I was about to say something about the complications between Phoebe and me and how it will never be salvage, until I realized-no, I remembered something entirely. The frustration that was running through every vein I had in my body, the blood that were boiling, quickly evaporates. And somehow, all that emotions turned to confusion.

"Wait a fucking minute," I mutter before pointing my index finger at him. The urge to poke that index finger on his forehead was strong, but my self-control is much stronger. "You said you were wondering if we could add a new member to the band, and you want it to be a female vocalist?" For a split second, I saw Alecks body tense up before relaxing back to his normal self. Despite that sudden tension around his muscles, he still kept his eyes on mine, daring me to finish what I'm about to say. "That time in the rehearsal room, were you pertaining to Phoebe Summers?"

It's a bit of a stretch, but I think I have enough to draw that conclusions. I mean, sure, during Ethics class, that was the first time Alecks and Phoebe met with each other and even talked. So it's a bit blurry that somehow Alecks is considering adding Phoebe that time into the band. But the way he randomly pitches that idea up towards us was strange enough, though it was hard to try to connect it back to Phoebe. Until now, when he asks for the two of us to have a friendly competition.

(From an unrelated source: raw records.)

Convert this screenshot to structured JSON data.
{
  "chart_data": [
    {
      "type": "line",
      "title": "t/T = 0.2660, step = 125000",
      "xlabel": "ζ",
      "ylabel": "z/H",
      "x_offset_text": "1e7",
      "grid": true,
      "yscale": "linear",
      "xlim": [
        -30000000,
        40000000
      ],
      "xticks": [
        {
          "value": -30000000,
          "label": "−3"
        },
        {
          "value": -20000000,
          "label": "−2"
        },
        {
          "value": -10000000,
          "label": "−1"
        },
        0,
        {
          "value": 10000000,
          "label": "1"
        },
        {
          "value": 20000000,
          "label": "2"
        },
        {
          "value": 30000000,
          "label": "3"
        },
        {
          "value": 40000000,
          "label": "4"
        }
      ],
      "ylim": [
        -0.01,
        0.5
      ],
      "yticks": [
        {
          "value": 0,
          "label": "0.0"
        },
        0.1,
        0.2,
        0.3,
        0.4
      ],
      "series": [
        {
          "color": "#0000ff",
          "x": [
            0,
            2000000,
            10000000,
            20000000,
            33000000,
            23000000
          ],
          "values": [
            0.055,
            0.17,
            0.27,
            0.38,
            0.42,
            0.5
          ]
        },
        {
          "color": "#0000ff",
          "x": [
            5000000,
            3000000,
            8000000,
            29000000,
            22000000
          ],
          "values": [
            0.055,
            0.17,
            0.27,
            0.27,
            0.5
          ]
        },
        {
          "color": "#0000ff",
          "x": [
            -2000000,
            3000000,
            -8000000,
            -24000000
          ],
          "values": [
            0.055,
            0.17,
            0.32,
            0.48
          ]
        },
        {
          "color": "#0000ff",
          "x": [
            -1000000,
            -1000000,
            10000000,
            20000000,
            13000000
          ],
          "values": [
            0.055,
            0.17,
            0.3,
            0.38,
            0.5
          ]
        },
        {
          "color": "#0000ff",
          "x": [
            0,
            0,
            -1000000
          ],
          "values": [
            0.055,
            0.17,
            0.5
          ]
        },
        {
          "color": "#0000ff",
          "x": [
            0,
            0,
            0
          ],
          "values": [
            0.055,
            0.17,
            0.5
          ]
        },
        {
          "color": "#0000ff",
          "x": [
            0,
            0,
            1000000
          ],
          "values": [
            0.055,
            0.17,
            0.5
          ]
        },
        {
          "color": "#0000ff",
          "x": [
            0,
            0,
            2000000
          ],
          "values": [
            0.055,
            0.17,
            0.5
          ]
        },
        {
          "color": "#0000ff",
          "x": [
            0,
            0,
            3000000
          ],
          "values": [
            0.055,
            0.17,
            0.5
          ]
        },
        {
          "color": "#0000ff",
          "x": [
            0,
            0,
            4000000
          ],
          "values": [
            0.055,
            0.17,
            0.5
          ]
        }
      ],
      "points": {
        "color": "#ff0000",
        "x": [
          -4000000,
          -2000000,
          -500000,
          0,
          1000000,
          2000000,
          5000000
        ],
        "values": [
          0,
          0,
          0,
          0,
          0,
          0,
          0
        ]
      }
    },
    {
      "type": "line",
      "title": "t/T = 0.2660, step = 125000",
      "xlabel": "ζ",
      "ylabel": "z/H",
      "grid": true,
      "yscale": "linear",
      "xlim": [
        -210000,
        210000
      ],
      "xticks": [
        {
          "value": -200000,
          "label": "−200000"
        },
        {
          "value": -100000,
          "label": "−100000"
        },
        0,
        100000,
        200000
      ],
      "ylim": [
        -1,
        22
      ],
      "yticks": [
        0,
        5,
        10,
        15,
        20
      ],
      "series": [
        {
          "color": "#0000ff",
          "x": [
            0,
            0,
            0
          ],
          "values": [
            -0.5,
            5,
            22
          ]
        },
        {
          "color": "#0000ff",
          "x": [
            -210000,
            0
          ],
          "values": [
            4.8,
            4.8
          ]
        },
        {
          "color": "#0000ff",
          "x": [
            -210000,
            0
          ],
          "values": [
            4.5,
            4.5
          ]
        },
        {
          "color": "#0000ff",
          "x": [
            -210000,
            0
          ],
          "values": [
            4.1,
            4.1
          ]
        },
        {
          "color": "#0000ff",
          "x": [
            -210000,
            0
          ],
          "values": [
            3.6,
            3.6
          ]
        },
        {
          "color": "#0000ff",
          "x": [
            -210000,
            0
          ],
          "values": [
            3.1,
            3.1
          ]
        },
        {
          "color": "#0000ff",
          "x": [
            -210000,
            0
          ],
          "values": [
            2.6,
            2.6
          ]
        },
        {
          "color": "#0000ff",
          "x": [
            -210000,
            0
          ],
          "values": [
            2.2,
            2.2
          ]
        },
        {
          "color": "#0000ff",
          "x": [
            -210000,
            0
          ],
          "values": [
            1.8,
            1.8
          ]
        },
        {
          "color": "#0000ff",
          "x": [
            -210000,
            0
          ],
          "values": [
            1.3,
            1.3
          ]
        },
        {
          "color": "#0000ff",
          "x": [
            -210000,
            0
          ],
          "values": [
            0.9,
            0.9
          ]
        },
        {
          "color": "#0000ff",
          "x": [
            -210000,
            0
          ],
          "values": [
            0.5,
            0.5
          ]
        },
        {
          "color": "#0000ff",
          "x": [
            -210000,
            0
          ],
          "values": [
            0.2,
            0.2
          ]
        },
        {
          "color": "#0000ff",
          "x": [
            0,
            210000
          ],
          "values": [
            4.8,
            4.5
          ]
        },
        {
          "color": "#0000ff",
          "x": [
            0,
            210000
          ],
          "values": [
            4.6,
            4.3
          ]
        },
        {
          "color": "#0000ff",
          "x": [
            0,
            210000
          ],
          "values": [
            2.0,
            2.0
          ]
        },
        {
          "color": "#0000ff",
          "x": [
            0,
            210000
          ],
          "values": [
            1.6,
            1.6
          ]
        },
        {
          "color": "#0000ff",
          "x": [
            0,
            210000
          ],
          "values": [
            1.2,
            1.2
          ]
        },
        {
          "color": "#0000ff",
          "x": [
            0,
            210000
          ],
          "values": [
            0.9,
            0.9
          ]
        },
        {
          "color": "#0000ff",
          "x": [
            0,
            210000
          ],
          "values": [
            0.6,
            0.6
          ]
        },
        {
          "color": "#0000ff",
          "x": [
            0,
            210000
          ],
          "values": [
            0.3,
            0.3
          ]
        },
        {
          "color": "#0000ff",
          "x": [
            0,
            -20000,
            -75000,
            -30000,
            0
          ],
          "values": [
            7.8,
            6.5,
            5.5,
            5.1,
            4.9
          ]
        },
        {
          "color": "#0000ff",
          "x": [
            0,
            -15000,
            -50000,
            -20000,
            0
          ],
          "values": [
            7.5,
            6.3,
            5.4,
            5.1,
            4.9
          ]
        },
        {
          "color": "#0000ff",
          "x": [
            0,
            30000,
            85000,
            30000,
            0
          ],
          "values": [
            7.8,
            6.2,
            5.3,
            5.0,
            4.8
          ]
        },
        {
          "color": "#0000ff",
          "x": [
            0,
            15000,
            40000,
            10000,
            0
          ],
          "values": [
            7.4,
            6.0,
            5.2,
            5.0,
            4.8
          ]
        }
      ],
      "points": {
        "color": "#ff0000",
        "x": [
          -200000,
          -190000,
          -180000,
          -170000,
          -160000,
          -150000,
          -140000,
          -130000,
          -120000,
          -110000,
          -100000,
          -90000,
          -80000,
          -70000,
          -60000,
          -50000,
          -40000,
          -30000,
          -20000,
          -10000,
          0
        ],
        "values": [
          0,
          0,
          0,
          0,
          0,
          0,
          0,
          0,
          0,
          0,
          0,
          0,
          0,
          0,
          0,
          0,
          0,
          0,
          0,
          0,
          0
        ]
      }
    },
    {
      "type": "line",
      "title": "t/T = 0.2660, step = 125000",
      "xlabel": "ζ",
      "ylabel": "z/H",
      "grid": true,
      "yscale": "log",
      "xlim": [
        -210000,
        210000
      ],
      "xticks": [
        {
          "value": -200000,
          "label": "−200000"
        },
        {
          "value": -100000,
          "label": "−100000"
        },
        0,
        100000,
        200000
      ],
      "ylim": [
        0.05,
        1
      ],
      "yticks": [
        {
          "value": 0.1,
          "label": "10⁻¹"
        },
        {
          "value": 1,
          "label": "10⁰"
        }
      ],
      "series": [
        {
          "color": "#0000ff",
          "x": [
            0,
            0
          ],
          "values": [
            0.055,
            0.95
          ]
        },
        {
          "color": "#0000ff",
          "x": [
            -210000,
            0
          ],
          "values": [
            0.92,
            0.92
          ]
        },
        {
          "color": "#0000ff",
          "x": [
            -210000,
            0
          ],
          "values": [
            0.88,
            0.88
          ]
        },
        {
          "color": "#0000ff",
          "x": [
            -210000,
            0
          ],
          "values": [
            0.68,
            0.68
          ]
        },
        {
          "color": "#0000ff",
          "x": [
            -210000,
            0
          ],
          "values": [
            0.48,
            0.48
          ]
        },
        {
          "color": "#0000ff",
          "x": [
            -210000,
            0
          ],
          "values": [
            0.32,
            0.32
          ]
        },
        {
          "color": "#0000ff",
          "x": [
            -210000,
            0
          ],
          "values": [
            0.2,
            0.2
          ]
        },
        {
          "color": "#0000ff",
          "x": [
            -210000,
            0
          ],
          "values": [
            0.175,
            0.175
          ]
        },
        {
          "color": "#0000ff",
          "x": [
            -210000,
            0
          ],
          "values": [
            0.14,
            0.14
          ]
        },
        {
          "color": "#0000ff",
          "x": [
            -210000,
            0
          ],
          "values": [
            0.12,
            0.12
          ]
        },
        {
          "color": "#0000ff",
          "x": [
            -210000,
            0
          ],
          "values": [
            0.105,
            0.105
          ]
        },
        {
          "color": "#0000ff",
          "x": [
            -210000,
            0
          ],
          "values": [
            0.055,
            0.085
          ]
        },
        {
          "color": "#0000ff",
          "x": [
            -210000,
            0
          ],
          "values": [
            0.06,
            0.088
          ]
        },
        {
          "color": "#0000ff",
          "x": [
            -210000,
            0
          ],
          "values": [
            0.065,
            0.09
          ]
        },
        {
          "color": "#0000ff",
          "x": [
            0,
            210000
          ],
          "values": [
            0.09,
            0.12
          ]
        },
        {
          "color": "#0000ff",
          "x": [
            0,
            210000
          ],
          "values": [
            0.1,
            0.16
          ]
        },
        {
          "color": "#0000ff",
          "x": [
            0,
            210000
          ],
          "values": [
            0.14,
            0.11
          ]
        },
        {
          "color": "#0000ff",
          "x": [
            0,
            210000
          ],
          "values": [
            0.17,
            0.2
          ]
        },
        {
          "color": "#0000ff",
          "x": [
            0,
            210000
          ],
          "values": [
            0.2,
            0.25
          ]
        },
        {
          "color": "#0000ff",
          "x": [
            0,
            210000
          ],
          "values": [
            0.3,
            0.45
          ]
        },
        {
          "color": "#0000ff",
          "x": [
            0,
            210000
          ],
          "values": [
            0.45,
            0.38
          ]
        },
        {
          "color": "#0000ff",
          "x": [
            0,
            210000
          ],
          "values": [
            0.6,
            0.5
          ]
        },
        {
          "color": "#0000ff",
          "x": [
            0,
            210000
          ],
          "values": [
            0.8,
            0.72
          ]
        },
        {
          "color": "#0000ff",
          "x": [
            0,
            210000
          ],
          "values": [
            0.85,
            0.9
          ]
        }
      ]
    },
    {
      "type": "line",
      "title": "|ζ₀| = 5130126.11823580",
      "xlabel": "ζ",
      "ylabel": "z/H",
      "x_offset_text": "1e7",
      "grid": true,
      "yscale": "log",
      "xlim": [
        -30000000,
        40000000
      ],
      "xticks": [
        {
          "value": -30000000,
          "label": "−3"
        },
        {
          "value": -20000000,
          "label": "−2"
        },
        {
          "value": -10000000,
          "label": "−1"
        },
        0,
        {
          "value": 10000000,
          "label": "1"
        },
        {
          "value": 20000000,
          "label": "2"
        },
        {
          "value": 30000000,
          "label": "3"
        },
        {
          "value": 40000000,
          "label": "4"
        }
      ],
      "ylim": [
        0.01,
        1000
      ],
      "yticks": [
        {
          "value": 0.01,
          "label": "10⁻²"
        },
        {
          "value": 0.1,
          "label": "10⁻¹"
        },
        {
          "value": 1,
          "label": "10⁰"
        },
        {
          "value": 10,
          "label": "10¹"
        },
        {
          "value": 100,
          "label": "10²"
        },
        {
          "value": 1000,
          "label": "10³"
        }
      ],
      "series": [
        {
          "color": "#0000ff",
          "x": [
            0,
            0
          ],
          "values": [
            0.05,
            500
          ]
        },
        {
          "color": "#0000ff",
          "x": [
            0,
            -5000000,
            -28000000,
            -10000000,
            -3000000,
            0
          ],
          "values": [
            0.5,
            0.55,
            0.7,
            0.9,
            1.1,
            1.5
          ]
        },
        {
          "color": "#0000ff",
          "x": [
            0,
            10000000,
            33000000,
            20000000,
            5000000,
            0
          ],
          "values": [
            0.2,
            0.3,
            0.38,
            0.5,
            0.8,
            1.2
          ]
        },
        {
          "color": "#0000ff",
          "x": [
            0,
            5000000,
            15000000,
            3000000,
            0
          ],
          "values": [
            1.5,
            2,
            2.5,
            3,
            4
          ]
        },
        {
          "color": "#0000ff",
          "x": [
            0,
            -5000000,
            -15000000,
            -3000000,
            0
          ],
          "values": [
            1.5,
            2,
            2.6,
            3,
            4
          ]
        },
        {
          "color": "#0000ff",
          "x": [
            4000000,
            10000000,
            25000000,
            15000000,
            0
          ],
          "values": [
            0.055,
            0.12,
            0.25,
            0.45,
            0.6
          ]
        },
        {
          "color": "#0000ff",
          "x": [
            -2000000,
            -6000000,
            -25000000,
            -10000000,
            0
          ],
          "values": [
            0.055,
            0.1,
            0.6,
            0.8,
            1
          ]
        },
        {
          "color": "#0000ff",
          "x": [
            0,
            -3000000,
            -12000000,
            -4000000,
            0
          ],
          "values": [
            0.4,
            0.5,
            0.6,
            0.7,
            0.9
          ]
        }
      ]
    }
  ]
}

Alecks shakes his head, "And what about it, Emmett? Is it wrong that I'm thinking about adding Phoebe to the band?"

"So you were talking about her that time." A harsh laugh came out of me. Honestly, I don't know whether to feel annoyed or impressed that Alecks manage to keep that conversation low-key about Phoebe. "But why her? Out of everyone, why her?"

I watch as he purses both his top and bottom lip together while staring out into the distance. "Because she's talented and incredible. Like come on, don't even lie to me that you weren't enjoying listening to her sing earlier." It was his time to point a finger at me.

I didn't say anything, I simply look away from him. In truth, it terrified me to even realized I've found myself enjoying listening to her sing. The way she moves her lips in line with the song. The way she does a little dance in between choruses. And lastly, the way she smiles as she pours her passion out just to sing. It was all fun to watch, it made my chest feel warm inside seeing her like that. Which is why it's terrifying. I never want to feel like that towards her ever again. Another reason why she shouldn't be part of the band. Because if that feeling came back, it'll come back stronger. It'll forever irritate me, knowing that Phoebe Summers would never feel the same back at me.